I'm working with a memory hungry application that makes uses of Task to do processing in parallel. The problem is that it generates a lot of memory, then hangs onto it, overloading my 16GByte system until the GC runs. At this point, it's performance is awful and can take days to finish. The original application would normally take 30 minutes to run. This is a stripped down version of this:
class Program
{
static void Main(string[] args)
{
var tasks = new List<Task<string[]>>();
var report = new List<string>();
for (int i = 0; i < 2000; i++)
{
tasks.Add(Task<string[]>.Factory.StartNew(DummyProcess.Process));
}
foreach (var task in tasks)
{
report.AddRange(task.Result);
}
Console.WriteLine("Press RETURN...");
Console.ReadLine();
}
}
Here's the 'processor':
public static class DummyProcess
{
public static string[] Process()
{
var result = new List<string>();
for (int i = 1; i < 10000000; i++)
{
result.Add($"This is a dummy string of some length [{i}]");
}
var random = new Random();
var delay = random.Next(100, 300);
Thread.Sleep(delay);
return result.ToArray();
}
}
The problem I believe is here:
foreach (var task in tasks)
{
report.AddRange(task.Result);
}
The tasks don't get disposed when they're done - what's the best way to get the result (string[]) out of the task and then dispose of the task?
I did try this:
foreach (var task in tasks)
{
report.AddRange(task.Result);
task.Dispose();
}
However not much difference. What I might try is simply stopping the results being returned, that way the huge 10 - 50 MBytes of strings aren't retained (in the original application).

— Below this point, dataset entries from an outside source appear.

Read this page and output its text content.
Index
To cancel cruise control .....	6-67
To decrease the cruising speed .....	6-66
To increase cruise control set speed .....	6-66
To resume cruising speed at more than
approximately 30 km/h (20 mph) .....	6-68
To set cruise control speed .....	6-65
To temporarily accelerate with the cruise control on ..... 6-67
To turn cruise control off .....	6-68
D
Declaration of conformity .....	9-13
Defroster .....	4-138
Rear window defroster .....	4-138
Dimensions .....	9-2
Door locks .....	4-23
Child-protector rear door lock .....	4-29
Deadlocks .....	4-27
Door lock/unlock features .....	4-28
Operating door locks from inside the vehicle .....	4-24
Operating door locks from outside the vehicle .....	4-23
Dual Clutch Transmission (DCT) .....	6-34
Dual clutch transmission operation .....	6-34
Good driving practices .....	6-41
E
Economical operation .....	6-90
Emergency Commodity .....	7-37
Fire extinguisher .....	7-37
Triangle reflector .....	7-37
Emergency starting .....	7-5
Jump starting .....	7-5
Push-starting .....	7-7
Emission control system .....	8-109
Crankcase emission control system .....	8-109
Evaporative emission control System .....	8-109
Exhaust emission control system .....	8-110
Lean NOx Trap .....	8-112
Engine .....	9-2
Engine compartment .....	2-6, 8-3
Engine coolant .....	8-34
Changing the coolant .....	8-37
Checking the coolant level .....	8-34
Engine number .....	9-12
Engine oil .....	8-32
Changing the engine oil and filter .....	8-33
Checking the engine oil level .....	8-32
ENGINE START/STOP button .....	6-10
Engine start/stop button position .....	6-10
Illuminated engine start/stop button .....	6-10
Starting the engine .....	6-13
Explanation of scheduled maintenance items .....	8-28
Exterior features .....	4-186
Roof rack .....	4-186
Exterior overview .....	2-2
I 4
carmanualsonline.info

EDIT: I tried replacing the code to read the results with the following:
while (tasks.Any())
{
var listCopy = tasks.ToList();
foreach (var task in listCopy)
{
if (task.Wait(0))
{
report.AddRange(task.Result);
tasks.Remove(task);
task.Dispose();
}
}
Thread.Sleep(300);
}
I had to abort after two hours - I'll let it run overnight tonight and see if it finishes. Memory usage seemed better as it ran but still slow.